Je voudrais ajouter ceci :
Les maths ont un côté déscriptif, et Claude Allègre prétend, comme vous le
savez, que ce côté ne joue pas un grand rôle dans les découvertes scientifiques.
Or les maths ont aussi un côté préscriptif, constructif. La loi de Newton nous
permet de décrire le mouvement des planètes et de prévoir les éclipses du soleil.
Il ne s’agit pas de produire une éclipse. Or dans la technologie les maths jouent
leur rôle d’outil de construction, d’outil pour la volonté de l’homme de faire
quelque chose.

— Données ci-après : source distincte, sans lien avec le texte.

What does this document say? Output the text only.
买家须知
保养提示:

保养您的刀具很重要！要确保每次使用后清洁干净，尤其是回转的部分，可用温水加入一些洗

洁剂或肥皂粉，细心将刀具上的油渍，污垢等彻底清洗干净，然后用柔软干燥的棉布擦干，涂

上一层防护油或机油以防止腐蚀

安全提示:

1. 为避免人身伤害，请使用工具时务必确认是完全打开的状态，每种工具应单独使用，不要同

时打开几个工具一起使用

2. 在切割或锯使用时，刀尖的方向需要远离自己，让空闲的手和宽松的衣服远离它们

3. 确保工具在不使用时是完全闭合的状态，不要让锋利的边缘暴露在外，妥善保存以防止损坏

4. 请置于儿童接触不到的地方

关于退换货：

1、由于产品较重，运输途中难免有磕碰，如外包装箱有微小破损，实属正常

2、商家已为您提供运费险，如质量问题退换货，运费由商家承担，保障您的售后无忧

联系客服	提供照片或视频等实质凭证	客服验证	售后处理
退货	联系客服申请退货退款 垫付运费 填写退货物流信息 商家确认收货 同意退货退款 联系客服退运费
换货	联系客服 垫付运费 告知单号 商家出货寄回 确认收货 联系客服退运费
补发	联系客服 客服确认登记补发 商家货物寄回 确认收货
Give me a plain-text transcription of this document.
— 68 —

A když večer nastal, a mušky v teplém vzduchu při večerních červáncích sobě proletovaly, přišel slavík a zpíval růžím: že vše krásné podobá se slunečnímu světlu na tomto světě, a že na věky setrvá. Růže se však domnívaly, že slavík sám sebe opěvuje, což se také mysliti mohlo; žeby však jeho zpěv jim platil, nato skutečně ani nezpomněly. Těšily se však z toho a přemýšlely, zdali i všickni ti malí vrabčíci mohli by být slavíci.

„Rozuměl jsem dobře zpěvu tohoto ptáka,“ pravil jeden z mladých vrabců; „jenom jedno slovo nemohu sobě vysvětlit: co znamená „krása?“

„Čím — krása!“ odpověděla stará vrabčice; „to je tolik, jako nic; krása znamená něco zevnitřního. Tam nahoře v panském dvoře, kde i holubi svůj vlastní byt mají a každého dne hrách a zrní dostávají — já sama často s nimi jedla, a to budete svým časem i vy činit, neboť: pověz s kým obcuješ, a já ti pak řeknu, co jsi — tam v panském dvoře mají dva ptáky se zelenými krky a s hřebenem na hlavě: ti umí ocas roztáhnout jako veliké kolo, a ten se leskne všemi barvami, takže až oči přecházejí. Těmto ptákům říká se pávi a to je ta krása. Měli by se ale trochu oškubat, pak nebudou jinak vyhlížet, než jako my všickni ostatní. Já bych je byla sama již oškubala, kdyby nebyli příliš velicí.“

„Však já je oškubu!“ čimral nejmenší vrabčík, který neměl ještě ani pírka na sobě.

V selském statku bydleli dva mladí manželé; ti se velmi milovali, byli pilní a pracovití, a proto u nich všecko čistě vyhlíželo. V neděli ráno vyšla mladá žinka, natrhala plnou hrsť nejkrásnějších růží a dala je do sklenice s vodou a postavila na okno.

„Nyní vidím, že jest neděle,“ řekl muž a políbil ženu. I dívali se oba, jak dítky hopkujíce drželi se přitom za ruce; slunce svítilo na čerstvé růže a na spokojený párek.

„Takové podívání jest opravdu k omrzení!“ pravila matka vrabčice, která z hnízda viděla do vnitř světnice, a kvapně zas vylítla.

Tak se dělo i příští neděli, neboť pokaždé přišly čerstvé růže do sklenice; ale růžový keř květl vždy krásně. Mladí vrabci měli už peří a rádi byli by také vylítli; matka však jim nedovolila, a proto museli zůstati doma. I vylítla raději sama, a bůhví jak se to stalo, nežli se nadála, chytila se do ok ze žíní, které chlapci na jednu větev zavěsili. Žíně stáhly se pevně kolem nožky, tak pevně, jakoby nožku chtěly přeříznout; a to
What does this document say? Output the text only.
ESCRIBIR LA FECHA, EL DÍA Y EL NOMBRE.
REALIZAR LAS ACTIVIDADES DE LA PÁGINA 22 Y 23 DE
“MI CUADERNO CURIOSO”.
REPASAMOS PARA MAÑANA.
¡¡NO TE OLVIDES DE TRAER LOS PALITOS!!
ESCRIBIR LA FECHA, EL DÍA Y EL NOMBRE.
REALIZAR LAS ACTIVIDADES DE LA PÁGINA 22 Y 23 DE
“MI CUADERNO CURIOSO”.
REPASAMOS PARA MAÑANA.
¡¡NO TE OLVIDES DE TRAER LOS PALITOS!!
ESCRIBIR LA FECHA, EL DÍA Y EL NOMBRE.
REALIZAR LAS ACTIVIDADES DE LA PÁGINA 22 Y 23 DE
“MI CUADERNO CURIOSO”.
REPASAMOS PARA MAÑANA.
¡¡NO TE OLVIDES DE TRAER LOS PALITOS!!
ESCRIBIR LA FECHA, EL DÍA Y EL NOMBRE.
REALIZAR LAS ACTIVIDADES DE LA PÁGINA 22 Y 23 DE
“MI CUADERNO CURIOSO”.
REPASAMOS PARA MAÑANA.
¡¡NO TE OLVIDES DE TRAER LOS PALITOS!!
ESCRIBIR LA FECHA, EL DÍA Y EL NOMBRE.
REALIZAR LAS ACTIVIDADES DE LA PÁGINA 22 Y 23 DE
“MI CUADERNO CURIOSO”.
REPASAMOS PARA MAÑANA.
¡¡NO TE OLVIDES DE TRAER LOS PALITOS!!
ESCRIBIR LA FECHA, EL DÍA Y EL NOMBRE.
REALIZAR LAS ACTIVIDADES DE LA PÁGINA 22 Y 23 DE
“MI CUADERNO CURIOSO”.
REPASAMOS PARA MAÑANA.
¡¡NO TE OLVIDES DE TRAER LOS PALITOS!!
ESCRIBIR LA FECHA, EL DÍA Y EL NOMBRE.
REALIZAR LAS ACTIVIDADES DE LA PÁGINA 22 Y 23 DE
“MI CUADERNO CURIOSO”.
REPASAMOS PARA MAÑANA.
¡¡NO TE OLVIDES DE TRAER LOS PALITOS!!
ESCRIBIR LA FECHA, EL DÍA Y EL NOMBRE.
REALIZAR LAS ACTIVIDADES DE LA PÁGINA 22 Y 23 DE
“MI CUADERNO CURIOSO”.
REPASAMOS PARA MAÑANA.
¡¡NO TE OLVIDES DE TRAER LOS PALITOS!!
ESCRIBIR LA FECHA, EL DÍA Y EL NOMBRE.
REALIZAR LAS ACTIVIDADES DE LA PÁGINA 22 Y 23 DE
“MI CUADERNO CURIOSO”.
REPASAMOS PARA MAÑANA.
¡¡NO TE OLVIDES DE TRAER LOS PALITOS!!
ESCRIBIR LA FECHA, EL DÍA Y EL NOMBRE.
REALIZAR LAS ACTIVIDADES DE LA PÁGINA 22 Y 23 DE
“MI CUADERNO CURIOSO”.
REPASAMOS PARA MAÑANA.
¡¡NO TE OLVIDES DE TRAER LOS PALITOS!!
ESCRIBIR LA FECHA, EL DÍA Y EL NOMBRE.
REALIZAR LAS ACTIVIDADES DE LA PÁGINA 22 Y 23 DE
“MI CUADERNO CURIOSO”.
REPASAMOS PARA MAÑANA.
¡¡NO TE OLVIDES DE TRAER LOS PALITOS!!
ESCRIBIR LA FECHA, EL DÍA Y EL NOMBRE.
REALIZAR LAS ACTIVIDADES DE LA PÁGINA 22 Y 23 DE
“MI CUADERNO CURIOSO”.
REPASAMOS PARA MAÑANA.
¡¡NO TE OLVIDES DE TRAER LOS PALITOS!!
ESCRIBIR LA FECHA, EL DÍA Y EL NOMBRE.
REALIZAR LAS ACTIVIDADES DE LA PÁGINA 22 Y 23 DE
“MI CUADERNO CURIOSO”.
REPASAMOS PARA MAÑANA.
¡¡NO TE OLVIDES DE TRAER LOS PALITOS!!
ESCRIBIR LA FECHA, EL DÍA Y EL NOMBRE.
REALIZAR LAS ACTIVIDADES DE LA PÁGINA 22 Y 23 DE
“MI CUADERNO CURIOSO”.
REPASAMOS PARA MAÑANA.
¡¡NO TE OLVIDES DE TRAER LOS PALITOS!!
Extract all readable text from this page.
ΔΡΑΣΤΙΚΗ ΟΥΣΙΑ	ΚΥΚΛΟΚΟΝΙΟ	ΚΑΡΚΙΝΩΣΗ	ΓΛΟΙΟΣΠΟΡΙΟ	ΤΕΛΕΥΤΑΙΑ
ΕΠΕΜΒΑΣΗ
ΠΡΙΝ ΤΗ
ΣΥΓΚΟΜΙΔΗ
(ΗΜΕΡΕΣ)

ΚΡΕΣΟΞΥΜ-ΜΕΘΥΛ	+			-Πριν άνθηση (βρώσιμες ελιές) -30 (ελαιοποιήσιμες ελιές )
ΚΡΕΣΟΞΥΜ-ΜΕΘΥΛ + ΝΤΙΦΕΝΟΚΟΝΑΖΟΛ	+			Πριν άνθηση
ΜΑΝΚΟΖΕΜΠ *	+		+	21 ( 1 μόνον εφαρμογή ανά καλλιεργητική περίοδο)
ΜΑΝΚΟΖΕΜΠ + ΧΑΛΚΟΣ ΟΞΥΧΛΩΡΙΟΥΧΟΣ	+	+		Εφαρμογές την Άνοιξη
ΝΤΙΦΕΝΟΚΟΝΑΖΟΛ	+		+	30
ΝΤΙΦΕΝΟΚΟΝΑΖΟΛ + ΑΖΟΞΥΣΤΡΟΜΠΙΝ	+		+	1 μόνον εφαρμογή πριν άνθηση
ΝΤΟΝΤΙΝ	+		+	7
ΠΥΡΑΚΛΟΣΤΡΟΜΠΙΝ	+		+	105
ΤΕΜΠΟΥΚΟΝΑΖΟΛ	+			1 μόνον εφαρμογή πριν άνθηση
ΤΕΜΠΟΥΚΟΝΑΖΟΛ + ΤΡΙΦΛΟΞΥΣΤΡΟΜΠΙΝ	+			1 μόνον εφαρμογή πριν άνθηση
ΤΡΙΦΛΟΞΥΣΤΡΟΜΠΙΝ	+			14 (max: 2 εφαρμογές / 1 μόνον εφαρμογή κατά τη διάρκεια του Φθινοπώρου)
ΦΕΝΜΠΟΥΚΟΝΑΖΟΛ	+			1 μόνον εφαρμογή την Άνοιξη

C’est bien autre chose que de décrire la réalité, c’est de faire la
réalité. Je pourrais longtemps vous parler de ce thème, mais, je crois que je
ferais mieux de me contenter de ce morceau d’une pensée qui laisse quand
même un espoir pour les mathématiques et où la France jouera un grand rôle.
Cher Henri, je te félicite d’avoir atteint l’age mûr de soixante ans, et je
peux t’assurer qu’il y a, en dépit de certains difficultés, aussi une vie après
les soixante ans. Je te remercie de tout cœur, et je remercie également les organisateurs de m’avoir invité à cet évènement remarquable.
Félicitations !
1 Jean-Pierre Bourguignon, A basis for a new relationship between mathematics and society.
Dans : Mathematics unlimited—2001 and beyond (2001:171).